CD45	PTPRC	Common leukocyte antigen, present on all hematopoietic cells except mature erythrocytes and platelets.
c-MYC	MYC	Transcription factor that regulates cell cycle progression, apoptosis and cellular transformation.
CD19	CD19	Critical for establishing intrinsic B cell signaling thresholds; its expression is required for B lineage development.
CD38	CD38	Marker and enzyme involved in cell activation, adhesion and calcium signaling, seen in plasma cell neoplasms.
CD22	CD22	Regulates B-cell function and B-cell receptor signaling, target for immunotherapy in B-cell malignancies.

Important Mechanisms

Immune Microenvironment in Non-Hodgkin Lymphoma

The immune microenvironment of Non-Hodgkin Lymphoma (NHL) plays a critical role in the development, progression, and treatment response of this diverse group of lymphoid cancers. Research in this area focuses on understanding how different components of the immune system interact with lymphoma cells and potentially support their growth and survival. Key cells investigated include T-cells, B-cells, macrophages, and various cytokines and chemokines that these cells produce. Innovations in this field are driving the development of immunotherapies such as checkpoint inhibitors, CAR T-cell therapies, and bi-specific antibodies. These treatments aim to modify the immune environment or harness the patient's immune system to more effectively target and destroy lymphoma cells. A better understanding of this sub area may lead to enhanced stratification of patients and more personalized therapeutic approaches, potentially improving prognosis and reducing the side effects of standard chemotherapy.
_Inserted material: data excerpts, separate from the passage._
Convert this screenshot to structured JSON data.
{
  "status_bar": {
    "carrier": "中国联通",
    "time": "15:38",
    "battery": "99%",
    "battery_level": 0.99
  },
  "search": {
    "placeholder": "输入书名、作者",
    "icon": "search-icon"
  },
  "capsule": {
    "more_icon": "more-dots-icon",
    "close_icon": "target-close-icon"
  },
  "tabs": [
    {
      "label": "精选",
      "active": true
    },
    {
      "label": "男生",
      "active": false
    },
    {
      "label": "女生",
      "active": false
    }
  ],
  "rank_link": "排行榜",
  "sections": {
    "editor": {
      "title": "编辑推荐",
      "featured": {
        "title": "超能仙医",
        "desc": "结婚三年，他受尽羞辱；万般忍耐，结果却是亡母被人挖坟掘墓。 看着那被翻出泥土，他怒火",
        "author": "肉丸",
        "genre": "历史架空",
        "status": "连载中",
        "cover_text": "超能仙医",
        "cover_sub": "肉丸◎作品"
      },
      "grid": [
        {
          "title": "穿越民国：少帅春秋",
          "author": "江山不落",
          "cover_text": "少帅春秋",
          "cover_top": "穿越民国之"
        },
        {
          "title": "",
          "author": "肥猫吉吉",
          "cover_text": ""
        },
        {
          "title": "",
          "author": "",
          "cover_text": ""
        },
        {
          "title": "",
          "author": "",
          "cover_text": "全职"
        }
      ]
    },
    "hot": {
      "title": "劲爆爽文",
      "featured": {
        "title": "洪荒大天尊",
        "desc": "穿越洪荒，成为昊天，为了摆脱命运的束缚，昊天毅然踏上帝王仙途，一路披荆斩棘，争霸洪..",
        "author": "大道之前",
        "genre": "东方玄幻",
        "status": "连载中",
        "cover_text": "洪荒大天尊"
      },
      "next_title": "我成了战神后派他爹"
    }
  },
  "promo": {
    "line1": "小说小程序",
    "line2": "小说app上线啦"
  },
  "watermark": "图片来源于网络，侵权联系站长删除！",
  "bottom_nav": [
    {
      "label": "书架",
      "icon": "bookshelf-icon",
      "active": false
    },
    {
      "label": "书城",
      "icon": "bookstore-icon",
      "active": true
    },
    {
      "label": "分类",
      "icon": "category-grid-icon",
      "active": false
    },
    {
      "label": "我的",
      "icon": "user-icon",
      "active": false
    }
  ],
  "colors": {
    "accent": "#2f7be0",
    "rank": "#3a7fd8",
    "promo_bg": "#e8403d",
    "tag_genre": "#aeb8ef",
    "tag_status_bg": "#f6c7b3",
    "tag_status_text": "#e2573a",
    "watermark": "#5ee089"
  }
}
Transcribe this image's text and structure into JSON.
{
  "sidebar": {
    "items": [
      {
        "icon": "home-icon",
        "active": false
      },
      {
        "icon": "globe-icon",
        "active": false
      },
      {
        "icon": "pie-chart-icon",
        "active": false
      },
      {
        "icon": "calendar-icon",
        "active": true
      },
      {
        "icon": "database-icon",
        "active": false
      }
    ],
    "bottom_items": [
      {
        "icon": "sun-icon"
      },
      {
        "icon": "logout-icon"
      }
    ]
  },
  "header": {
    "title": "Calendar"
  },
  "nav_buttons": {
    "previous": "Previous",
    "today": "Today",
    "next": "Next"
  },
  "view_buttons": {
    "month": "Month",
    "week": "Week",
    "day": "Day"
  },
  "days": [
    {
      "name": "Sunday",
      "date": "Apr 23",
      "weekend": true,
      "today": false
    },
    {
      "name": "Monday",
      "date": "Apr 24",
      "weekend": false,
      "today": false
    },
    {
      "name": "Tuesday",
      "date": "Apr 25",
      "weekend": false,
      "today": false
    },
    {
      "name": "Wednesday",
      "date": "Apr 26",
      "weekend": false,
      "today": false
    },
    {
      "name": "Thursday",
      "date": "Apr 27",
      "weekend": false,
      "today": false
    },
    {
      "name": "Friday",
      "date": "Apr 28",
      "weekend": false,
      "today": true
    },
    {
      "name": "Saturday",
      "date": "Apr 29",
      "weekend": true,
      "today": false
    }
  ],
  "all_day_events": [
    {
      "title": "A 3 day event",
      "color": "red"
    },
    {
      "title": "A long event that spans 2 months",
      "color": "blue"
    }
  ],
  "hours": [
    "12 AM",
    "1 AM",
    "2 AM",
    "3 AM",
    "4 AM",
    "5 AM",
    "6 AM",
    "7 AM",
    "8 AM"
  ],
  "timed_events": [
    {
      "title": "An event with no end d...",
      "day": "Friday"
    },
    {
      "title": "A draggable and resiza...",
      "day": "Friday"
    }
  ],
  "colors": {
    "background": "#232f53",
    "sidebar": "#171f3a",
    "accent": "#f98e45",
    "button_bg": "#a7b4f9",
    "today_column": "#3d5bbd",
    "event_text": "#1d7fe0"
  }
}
Molecular Genetics of Non-Hodgkin Lymphoma

Molecular genetics is a pivotal research area in understanding the various subtypes of Non-Hodgkin Lymphoma, which is crucial for targeted therapy development. This research focuses on identifying and characterizing genetic mutations, chromosomal abnormalities, and gene expression profiles associated with different NHL subtypes. Techniques like whole-genome sequencing, RNA sequencing, and advanced bioinformatics tools are employed to discover genetic markers that can predict disease progression, treatment response, and patient prognosis. Such genetic insights not only enhance the understanding of lymphomagenesis but also lead to the development of precision medicine strategies. Targeted therapies, for instance, that specifically inhibit pathways altered by genetic mutations in lymphoma cells, have shown promising results in increasing treatment efficacy and reducing toxicity compared to conventional chemotherapies. Continued advancements in this field hold the promise of transforming NHL treatment paradigms, making therapy more effective and less burdensome for patients.